New York City’s Memorial Sloan-Kettering Cancer Center, one of the country’s leading cancer care hospitals, has received approval to build a $143 million outpatient facility in Harrison. A New York State panel ruled in favor of Memorial Sloan-Kettering (MS-K), despite strong objections from a group of Westchester and other Hudson Valley hospitals.
By Paul Hicks
New York City’s Memorial Sloan-Kettering Cancer Center, one of the country’s leading cancer care hospitals, has received approval to build a $143 million outpatient facility in Harrison. A New York State panel ruled in favor of Memorial Sloan-Kettering (MS-K), despite strong objections from a group of Westchester and other Hudson Valley hospitals.
The local hospitals claimed the area was already well served by several facilities with the latest technology for radiation and other cancer treatment. White Plains Hospital Center argued that its profitable cancer care center would be less able to support money-losing operations such as its emergency room with strong competition from MS-K.
The proposed outpatient center would be built at 500 Westchester Avenue in a complex formerly used by Verizon. It would treat patients throughout the Lower Hudson Valley as well as Fairfield County, where both Greenwich and Stamford Hospitals have cancer care units.
According to MS-K’s application, 13% of the outpatients at its Manhattan hospital currently come from this area.
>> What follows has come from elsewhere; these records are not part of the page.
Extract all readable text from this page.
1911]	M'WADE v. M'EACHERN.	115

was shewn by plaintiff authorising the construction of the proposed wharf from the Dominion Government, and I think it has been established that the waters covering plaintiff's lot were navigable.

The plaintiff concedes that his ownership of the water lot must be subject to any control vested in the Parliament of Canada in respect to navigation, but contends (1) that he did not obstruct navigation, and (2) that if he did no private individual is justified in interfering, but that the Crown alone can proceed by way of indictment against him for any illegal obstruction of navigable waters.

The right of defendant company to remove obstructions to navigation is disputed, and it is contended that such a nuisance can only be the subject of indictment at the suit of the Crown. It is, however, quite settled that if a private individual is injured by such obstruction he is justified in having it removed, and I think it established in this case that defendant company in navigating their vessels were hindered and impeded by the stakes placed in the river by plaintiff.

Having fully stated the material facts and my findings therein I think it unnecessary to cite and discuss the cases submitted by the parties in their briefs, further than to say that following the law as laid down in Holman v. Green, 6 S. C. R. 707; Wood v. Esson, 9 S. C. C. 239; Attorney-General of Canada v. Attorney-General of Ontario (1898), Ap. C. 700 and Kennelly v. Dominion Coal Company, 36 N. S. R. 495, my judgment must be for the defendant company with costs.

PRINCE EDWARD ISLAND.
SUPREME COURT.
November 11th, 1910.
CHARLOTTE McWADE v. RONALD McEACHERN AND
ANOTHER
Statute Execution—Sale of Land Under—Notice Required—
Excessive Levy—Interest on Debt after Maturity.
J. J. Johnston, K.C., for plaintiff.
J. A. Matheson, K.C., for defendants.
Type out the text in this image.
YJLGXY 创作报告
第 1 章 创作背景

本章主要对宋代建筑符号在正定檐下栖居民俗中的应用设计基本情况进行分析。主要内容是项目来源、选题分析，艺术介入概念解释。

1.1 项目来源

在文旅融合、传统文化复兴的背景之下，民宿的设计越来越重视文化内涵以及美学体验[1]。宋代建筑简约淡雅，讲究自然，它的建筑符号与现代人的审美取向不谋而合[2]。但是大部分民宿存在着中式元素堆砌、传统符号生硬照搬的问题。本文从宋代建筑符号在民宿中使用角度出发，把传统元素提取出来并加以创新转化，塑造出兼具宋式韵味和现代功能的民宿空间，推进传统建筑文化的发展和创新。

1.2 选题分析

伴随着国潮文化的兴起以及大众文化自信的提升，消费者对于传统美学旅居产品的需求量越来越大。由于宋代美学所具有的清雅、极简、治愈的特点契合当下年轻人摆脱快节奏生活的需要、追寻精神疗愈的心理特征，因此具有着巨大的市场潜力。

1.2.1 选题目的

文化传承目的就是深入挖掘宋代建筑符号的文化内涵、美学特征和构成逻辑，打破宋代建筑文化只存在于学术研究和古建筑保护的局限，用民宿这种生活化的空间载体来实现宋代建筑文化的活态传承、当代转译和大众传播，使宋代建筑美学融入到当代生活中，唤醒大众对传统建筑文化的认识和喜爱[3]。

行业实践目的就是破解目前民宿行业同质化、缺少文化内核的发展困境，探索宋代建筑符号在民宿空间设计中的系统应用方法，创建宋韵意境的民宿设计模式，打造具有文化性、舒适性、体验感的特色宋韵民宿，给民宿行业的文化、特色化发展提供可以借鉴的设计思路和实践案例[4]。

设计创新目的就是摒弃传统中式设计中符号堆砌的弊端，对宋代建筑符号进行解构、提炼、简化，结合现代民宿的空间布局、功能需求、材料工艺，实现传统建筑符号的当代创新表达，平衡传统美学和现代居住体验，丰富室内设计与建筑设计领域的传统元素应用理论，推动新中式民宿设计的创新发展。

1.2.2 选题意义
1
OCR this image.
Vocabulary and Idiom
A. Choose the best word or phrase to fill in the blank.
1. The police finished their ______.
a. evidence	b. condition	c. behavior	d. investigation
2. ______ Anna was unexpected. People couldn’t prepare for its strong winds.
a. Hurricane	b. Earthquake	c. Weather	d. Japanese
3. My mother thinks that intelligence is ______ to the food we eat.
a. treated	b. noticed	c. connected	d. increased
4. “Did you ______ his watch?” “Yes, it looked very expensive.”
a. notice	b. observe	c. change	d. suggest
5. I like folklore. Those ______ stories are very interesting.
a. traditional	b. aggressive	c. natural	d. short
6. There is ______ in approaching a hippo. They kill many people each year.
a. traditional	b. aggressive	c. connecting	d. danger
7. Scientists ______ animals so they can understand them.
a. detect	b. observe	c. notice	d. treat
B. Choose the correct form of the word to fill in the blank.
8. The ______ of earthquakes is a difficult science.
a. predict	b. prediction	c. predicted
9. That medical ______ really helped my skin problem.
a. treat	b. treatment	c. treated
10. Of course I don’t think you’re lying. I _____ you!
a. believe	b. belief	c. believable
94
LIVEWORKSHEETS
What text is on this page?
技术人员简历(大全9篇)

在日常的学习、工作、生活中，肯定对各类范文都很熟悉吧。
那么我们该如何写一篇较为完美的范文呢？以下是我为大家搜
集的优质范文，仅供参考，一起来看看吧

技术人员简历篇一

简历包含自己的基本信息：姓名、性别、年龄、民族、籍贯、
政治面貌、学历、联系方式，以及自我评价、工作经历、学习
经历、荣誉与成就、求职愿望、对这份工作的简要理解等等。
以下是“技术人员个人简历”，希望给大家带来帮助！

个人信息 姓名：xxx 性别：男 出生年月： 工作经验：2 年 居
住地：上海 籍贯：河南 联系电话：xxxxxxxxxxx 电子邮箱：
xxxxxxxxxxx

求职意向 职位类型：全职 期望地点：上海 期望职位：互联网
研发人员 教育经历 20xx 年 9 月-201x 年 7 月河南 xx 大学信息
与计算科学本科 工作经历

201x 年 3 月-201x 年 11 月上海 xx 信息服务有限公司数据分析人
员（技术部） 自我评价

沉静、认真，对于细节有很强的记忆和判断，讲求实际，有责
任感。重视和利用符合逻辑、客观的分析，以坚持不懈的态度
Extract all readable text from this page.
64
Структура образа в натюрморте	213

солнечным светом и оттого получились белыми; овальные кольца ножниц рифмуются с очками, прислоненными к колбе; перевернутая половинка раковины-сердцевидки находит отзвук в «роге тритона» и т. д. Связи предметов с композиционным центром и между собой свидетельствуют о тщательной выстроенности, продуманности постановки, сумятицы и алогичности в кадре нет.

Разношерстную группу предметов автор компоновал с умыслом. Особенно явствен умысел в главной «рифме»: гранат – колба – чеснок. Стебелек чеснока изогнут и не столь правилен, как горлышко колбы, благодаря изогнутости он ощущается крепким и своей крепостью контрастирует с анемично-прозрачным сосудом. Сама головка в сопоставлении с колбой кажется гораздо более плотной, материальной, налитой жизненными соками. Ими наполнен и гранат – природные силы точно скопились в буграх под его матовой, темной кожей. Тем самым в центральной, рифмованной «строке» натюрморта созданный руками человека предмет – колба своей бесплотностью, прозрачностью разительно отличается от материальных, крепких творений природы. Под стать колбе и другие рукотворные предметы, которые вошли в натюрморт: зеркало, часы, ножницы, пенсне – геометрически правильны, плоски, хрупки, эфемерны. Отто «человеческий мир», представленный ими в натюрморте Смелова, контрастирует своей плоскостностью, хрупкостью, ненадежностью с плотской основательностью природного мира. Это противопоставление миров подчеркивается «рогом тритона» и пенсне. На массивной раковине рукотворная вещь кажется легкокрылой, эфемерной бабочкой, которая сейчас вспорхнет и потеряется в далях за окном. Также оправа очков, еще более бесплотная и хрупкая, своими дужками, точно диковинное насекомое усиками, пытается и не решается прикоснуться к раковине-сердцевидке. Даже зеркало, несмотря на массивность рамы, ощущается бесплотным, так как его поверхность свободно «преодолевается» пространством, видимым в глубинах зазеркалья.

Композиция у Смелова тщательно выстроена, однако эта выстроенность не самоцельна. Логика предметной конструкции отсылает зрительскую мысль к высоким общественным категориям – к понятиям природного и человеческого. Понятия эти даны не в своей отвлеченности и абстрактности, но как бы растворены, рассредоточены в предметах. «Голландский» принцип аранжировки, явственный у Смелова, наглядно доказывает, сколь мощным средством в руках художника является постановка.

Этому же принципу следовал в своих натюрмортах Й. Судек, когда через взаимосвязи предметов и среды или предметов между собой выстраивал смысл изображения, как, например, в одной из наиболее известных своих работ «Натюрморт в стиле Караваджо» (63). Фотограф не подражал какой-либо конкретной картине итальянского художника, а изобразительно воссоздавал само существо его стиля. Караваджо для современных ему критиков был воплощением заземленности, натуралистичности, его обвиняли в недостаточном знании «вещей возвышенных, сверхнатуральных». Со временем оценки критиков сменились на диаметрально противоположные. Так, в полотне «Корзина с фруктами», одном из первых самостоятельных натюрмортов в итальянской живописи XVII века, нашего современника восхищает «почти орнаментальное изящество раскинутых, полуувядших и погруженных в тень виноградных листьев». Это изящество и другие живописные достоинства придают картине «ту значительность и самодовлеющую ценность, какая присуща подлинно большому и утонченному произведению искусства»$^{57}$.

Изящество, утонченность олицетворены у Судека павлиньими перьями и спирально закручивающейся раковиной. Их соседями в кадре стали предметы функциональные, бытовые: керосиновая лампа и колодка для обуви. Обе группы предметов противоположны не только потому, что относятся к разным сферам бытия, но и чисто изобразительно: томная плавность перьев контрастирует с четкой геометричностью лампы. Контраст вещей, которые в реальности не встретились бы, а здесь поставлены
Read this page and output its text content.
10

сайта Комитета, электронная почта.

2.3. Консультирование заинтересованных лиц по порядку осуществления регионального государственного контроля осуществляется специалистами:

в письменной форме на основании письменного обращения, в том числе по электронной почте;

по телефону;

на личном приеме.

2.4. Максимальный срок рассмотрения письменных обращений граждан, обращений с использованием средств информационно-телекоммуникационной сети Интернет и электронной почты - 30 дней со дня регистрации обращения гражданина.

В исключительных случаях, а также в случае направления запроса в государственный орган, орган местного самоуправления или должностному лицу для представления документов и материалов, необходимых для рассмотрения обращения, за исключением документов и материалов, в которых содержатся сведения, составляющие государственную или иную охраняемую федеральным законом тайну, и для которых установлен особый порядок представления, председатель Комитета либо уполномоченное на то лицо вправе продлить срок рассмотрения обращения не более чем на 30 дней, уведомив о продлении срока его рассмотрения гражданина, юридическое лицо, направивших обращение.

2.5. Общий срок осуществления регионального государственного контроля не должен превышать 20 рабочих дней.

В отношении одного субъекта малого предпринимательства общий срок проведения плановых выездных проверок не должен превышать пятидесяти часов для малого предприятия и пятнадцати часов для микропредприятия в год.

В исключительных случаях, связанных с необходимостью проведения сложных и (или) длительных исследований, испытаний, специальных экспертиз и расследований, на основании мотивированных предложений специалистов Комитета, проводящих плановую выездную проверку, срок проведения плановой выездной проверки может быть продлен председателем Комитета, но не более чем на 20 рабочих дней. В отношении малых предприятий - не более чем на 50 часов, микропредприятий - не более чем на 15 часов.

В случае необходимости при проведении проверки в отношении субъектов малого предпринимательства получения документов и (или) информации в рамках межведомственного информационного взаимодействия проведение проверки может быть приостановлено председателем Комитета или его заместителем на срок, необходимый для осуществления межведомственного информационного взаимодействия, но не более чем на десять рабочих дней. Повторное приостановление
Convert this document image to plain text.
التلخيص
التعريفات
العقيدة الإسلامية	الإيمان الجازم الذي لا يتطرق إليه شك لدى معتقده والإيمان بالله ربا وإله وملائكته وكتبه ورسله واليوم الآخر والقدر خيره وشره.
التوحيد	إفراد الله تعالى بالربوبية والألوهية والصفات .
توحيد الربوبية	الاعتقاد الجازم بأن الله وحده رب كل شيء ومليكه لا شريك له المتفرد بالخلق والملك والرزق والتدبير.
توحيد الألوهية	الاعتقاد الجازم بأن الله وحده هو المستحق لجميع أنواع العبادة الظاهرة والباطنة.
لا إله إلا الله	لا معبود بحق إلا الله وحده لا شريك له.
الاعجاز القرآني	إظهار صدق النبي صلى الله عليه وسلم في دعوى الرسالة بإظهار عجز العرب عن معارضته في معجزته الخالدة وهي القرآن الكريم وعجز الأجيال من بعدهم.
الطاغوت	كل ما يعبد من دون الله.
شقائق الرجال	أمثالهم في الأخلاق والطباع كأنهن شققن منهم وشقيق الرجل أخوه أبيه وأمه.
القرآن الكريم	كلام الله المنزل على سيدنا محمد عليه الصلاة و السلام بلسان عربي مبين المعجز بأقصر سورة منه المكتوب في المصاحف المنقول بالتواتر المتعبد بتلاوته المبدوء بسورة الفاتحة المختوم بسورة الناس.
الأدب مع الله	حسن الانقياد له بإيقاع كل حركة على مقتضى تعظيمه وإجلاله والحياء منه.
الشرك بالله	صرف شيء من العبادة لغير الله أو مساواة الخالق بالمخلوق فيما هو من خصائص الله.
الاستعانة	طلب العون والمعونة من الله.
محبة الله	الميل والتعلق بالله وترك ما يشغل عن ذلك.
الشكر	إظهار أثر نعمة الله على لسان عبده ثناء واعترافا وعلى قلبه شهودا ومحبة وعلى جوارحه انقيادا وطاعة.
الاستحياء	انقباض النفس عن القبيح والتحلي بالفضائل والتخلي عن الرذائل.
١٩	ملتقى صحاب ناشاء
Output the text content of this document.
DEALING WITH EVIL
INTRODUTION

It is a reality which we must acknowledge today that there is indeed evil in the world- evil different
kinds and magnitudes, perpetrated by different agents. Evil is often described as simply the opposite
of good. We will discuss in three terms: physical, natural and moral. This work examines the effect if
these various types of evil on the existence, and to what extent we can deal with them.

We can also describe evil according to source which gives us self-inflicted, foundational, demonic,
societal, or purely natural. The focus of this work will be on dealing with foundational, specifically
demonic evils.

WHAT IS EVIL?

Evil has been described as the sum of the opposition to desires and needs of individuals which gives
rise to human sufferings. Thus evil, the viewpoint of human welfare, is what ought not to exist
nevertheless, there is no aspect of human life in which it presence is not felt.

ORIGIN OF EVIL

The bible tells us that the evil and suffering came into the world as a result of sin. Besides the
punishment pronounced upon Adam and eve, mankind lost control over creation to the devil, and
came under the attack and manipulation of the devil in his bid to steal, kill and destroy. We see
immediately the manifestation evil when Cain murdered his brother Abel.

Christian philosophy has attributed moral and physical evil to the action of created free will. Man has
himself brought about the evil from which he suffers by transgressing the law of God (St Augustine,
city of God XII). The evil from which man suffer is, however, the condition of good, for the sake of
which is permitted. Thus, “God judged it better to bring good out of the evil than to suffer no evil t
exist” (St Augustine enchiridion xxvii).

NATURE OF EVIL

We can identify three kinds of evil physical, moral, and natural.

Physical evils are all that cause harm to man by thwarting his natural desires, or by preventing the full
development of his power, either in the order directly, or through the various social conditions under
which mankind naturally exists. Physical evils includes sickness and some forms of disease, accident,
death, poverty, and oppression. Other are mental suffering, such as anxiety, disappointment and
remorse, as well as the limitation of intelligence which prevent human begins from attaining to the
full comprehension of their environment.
They also noted that as cancer primarily affects older people, the number of patients is projected to grow with the aging of the population.
The proposed facility in Harrison would offer a CT scanner, MRI, linear accelerator, PET scanner and services such as diagnostic and therapeutic nuclear medicine, pharmacy services, radiology, pain management, and physical therapy. All surgeries, however, will continue to be performed at Memorial Hospital in Manhattan.
MS-K is already operating similar suburban outpatient centers in Basking Ridge, N.J. and Commack, on Long Island. It has also provided patient care in Westchester for more than 15 years, operating a facility in Sleepy Hollow, which will remain open.
Construction of the Harrison center is due to start next spring and the facility is scheduled to open in early 2015. The total cost of the project will be financed by a combination of internal MS-K funds and proceeds from newly issued bonds. An initial staff of 140 will include physicians and other health-care professionals, all of who will be full-time MS-K employees.